在“靖江市润元农村小额贷款有限公司、陆东武、江苏天盛工程设备制造有限公司与潘冬英借款合同纠纷申请再审案”((2014)民申字第1544号)中,最高人民法院认定:陆某以加盖伪造印章的方式,提供虚假证明文件,骗取润元公司贷款的行为,在刑法上,构成骗取贷款罪,应当据此承担刑事责任;但在合同法上,其行为构成单方欺诈。根据《合同法》第54条第2款“一方以欺诈、胁迫的手段或者乘人之危,使对方在违背真实意思的情况下订立的合同,受损害方有权请求人民法院或者仲裁机构变更或者撤销”之规定,润元公司享有撤销权。因润元公司未按照该条规定主张撤销案涉借款合同,故借款合同有效。

在“中国农业银行股份有限公司重庆解放碑支行与重庆谊德实业有限公司金融借款合同纠纷上诉案”((2012)民二终字第73号)中,最高人民法院认定:从双方之间的民事关系看,合同一方当事人的违法行为并不必然导致合同的无效,根据《合同法》第54条第2款的规定,对于一方以合同诈骗为目的的签约,合同另一方有权请求撤销合同。如果不请求撤销,合同仍应按有效对待处理。认定借款合同有效更有利于保护农行解放碑支行的合法权益……谊德公司合同诈骗应该承担刑事处罚,并不能因此免除其在借款合同和抵押合同中应承担的民事责任,但应相应扣减农行解放碑支行通过相关刑事案件的追赃而取得的返还资金。

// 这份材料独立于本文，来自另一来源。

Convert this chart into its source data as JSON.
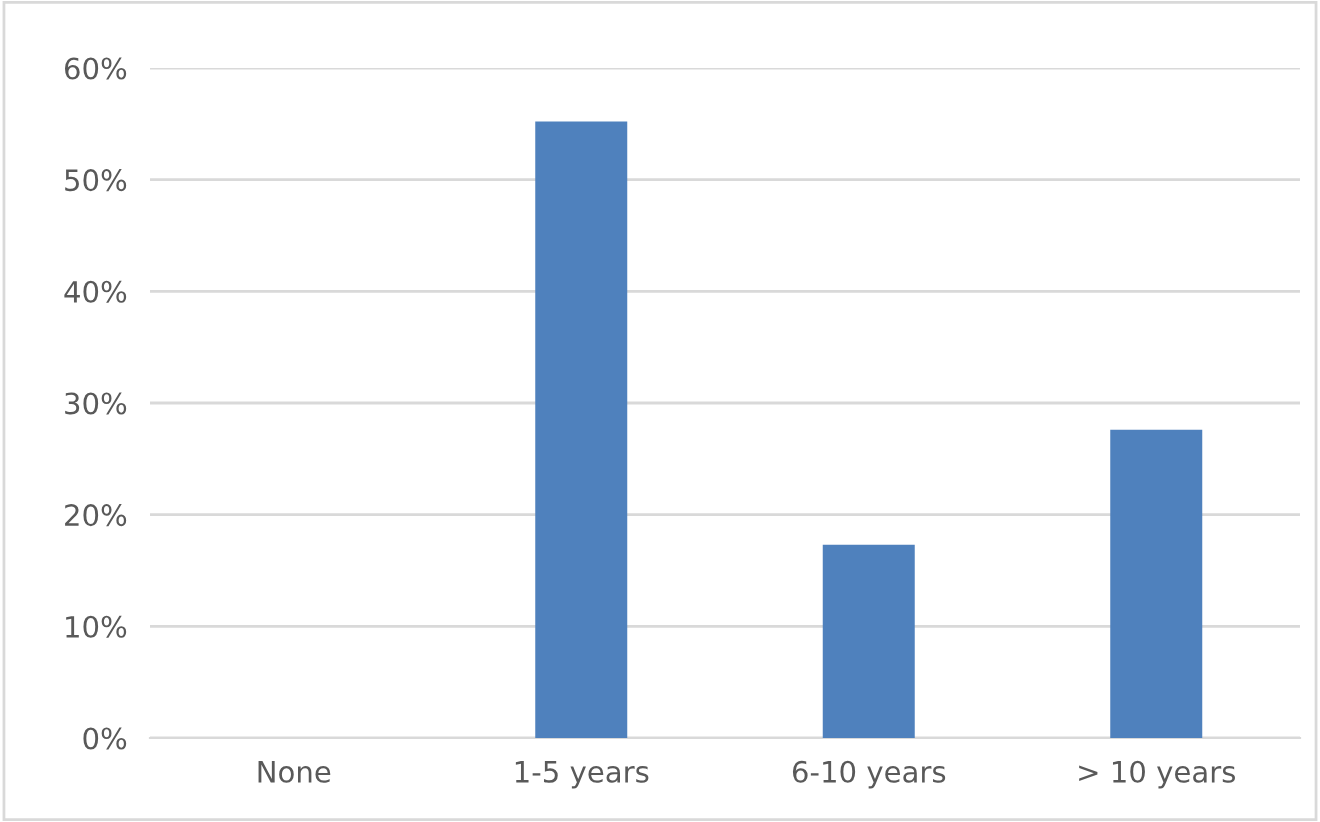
{
  "chart_data": {
    "type": "bar",
    "categories": [
      "None",
      "1-5 years",
      "6-10 years",
      "> 10 years"
    ],
    "values": [
      null,
      55.2,
      17.3,
      27.6
    ],
    "color": "#4f81bd",
    "ylim": [
      0,
      60
    ],
    "yticks": [
      {
        "value": 0,
        "label": "0%"
      },
      {
        "value": 10,
        "label": "10%"
      },
      {
        "value": 20,
        "label": "20%"
      },
      {
        "value": 30,
        "label": "30%"
      },
      {
        "value": 40,
        "label": "40%"
      },
      {
        "value": 50,
        "label": "50%"
      },
      {
        "value": 60,
        "label": "60%"
      }
    ],
    "grid": "y"
  }
}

借款人骗取贷款的诈骗行为,不仅不影响借款合同的效力,亦不影响贷款人与担保人之间的担保合同的效力。

在“中国农业发展银行通辽市科尔沁区支行与大连利丰海运集团有限公司、通辽经济技术开发区万通粮油有限责任公司金融借款合同纠纷上诉案”((2013)民二终字第136号)中,最高人民法院认定:有关粮油公司及其法定代表人陈某构成骗取贷款罪的刑事判决已生效。银行按正常放贷手续办理贷款,并未参与粮油公司骗取贷款等不法行为。从本案借贷法律关系成立及其履行看,银行属被欺诈一方,依《合同法》第54条规定,对借款合同享有撤销权,但其并未主张撤销,故案涉借款合同及保证合同均应有效。前述合同,均未就银行监管责任作出具体约定,且从本案事实看,银行对粮油公司违约行为无法实施监管。故,粮油公司违反借款合同约定,致银行部分贷款本息损失,属运输公司保证责任范围。

在“岳阳友协置业有限公司与交通银行股份有限公司佛山南海支行借款合同纠纷再审案”((2012)民再申字第212号)中,最高人民法院认定:佛山友协已构成合同诈骗罪。据此,可认定佛山友协在签订本案《综合授信合同》过程中实施了欺诈行为,根据合同法第54条第2款“一方以欺诈、胁迫的手段或者乘人之危,使对方在违背真实意思的情况下订立的合同,受损害方有权请求人民法院或者仲裁机构变更或者撤销”之规定,本案佛山友协与南海交行签订的《综合授信合同》应当认定为可撤销合同,南海交行依法享有撤销权。南海交行对佛山友协提起本案诉讼主张权利,应视为其已放弃行使撤销权,本案判决确认《综合授信合同》有效并无不当……刑事判决并未认定南海交行与佛山友协串通实施了欺诈行为。根据合同相对性原则,在无证据证明南海交行在与岳阳友协签订本案《最高额抵押合同》时实施了恶意串通、欺诈、胁迫等行为情况下,不能以岳阳友协受到佛山友协诈骗为由否定本案《最高额抵押合同》的效力。

(三)以合法形式掩盖非法目的

根据《合同法》第52条第3项之规定,以合法形式掩盖非法目的,合同无效。并非所有涉及刑事犯罪的借款合同都被判有效,司法实践中,借款合同仍有可能因存在“以合法形式掩盖非法目的”的情形,最终被判无效。典型的“以合法形式掩盖非法目的”表现为借款人和贷款人通谋,贷款人亦参与到犯罪过程之中,典型如借款人涉嫌骗取贷款罪且贷款人涉嫌违法发放贷款罪。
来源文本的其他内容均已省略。